Avoir franchi ce pas irréversible, en faisait des êtres
d’exception.
Moi, je me sentais beaucoup moins intéressante.
-Et plus tard ?
-Adolescente, la conscience de ma disparation qui viendrait
tôt ou tard m’a clouée au sol. Ne plus sentir, ne plus être de ce monde, ne
plus goûter l’air frais dans mes cheveux, le soleil sur ma peau, l’amour dans
mon cœur. Ne plus entendre les chuchotements, les cris, les rires. Ne plus être
là pour voir et être vue. Disparaître comme dans un gouffre sans fond, une
chute sans atterrissage, quitter tous les miens sans l’espoir des retrouvailles.
Cette mort-là a assassiné mon goût de vivre, je ne sentais plus rien.

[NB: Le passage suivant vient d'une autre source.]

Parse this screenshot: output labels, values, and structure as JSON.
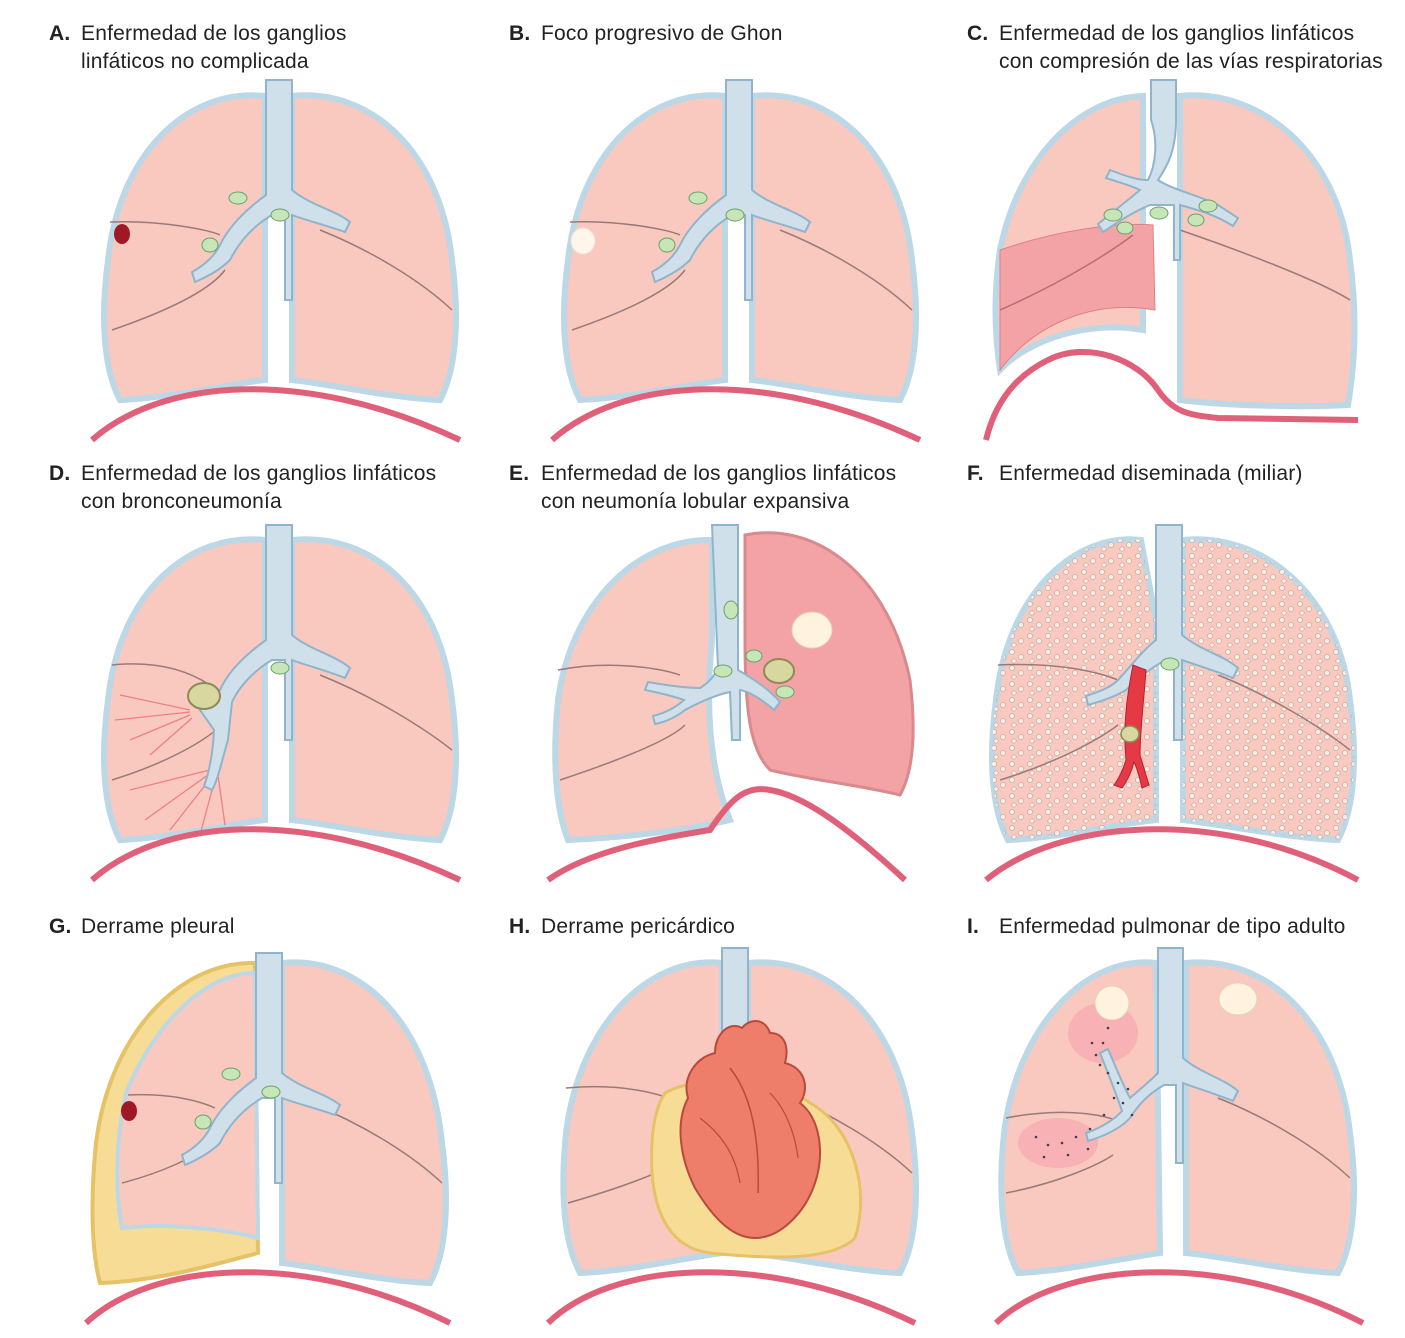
{
  "panels": [
    {
      "letter": "A.",
      "line1": "Enfermedad de los ganglios",
      "line2": "linfáticos no complicada"
    },
    {
      "letter": "B.",
      "line1": "Foco progresivo de Ghon",
      "line2": ""
    },
    {
      "letter": "C.",
      "line1": "Enfermedad de los ganglios linfáticos",
      "line2": "con compresión de las vías respiratorias"
    },
    {
      "letter": "D.",
      "line1": "Enfermedad de los ganglios linfáticos",
      "line2": "con bronconeumonía"
    },
    {
      "letter": "E.",
      "line1": "Enfermedad de los ganglios linfáticos",
      "line2": "con neumonía lobular expansiva"
    },
    {
      "letter": "F.",
      "line1": "Enfermedad diseminada (miliar)",
      "line2": ""
    },
    {
      "letter": "G.",
      "line1": "Derrame pleural",
      "line2": ""
    },
    {
      "letter": "H.",
      "line1": "Derrame pericárdico",
      "line2": ""
    },
    {
      "letter": "I.",
      "line1": "Enfermedad pulmonar de tipo adulto",
      "line2": ""
    }
  ],
  "colors": {
    "lung_fill": "#f9c9bf",
    "lung_glow": "#f3b8c4",
    "airway": "#cfe0ea",
    "airway_stroke": "#8fb4cc",
    "node": "#c6e6b8",
    "diaphragm": "#e0607a",
    "fissure": "#9a7a78",
    "consolidation": "#f3a3a6",
    "effusion": "#f6dc95",
    "heart": "#ee7e6a"
  },
  "icons": [
    "lungs-icon",
    "trachea-icon",
    "lymph-node-icon",
    "ghon-focus-icon",
    "heart-icon"
  ]
}
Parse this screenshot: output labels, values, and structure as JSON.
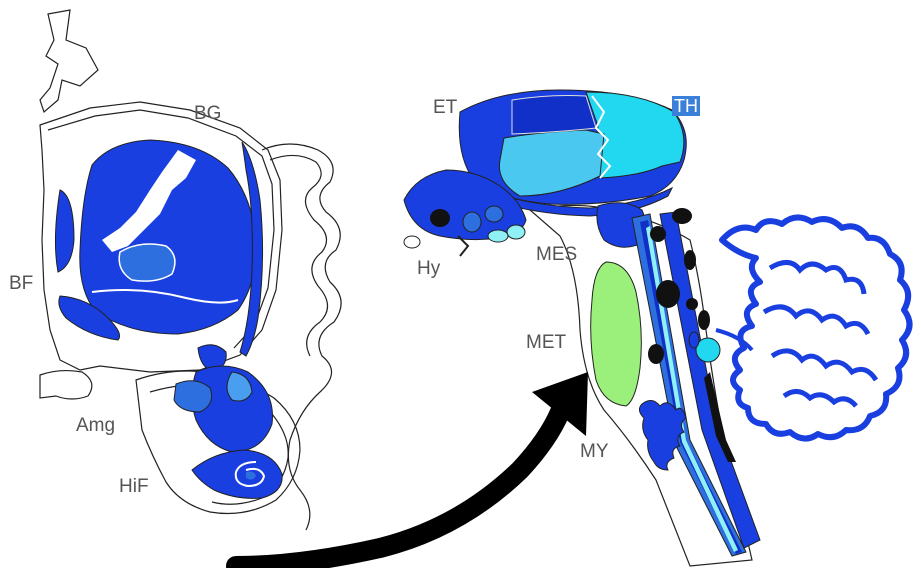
{
  "labels": {
    "bg": "BG",
    "bf": "BF",
    "amg": "Amg",
    "hif": "HiF",
    "et": "ET",
    "th": "TH",
    "hy": "Hy",
    "mes": "MES",
    "met": "MET",
    "my": "MY"
  },
  "colors": {
    "royal_blue": "#1a3fe0",
    "dark_blue": "#1030c8",
    "mid_blue": "#2e6fe0",
    "light_blue": "#4a9ef0",
    "cyan": "#22d8f0",
    "pale_cyan": "#8ff0f5",
    "light_green": "#9af07a",
    "outline": "#222222",
    "arrow": "#000000"
  }
}
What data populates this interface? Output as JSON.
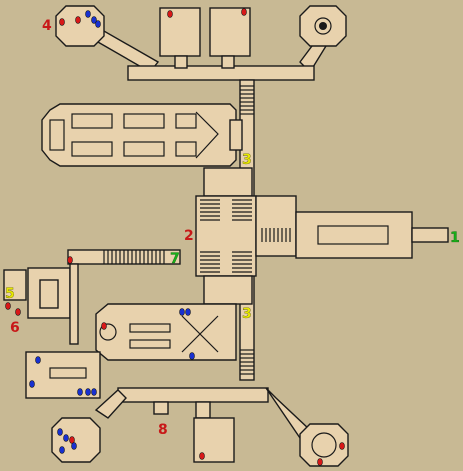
{
  "colors": {
    "background": "#c8b994",
    "floor": "#e8d2ad",
    "wall": "#1a1a1a",
    "red_marker": "#d81818",
    "blue_marker": "#1830d0",
    "label_red": "#c81818",
    "label_yellow": "#e8e800",
    "label_green": "#18b018"
  },
  "markers": {
    "m1": "1",
    "m2": "2",
    "m3a": "3",
    "m3b": "3",
    "m4": "4",
    "m5": "5",
    "m6": "6",
    "m7": "7",
    "m8": "8"
  }
}
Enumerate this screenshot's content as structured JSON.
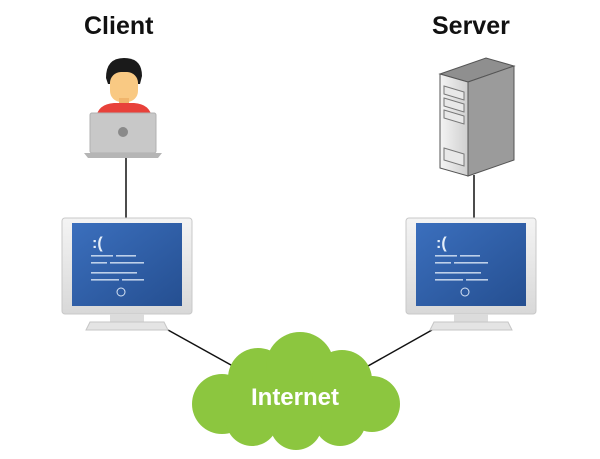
{
  "labels": {
    "client": "Client",
    "server": "Server",
    "network": "Internet"
  },
  "screen": {
    "face": ":("
  },
  "icons": {
    "user": "person-with-laptop-icon",
    "server": "tower-server-icon",
    "monitor": "monitor-icon",
    "cloud": "cloud-icon"
  },
  "colors": {
    "cloud": "#8cc63f",
    "screen": "#2f5fa8",
    "monitor_frame": "#e6e6e6",
    "shirt": "#e8413a",
    "skin": "#f9c983",
    "hair": "#1a1a1a",
    "laptop": "#c8c8c8",
    "line": "#111111"
  }
}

-Vous ne sentiez plus rien ?
-Plus d’émotions, plus d’opinions. Je me souviens autour de
moi, les gens qui riaient ou qui pleuraient, ils avaient l’air si spontanés, si
vivants, et moi si loin. Je ne savais même plus ce que j’aimais, ce que je
n’aimais pas. Et puis c’est revenu, doucement…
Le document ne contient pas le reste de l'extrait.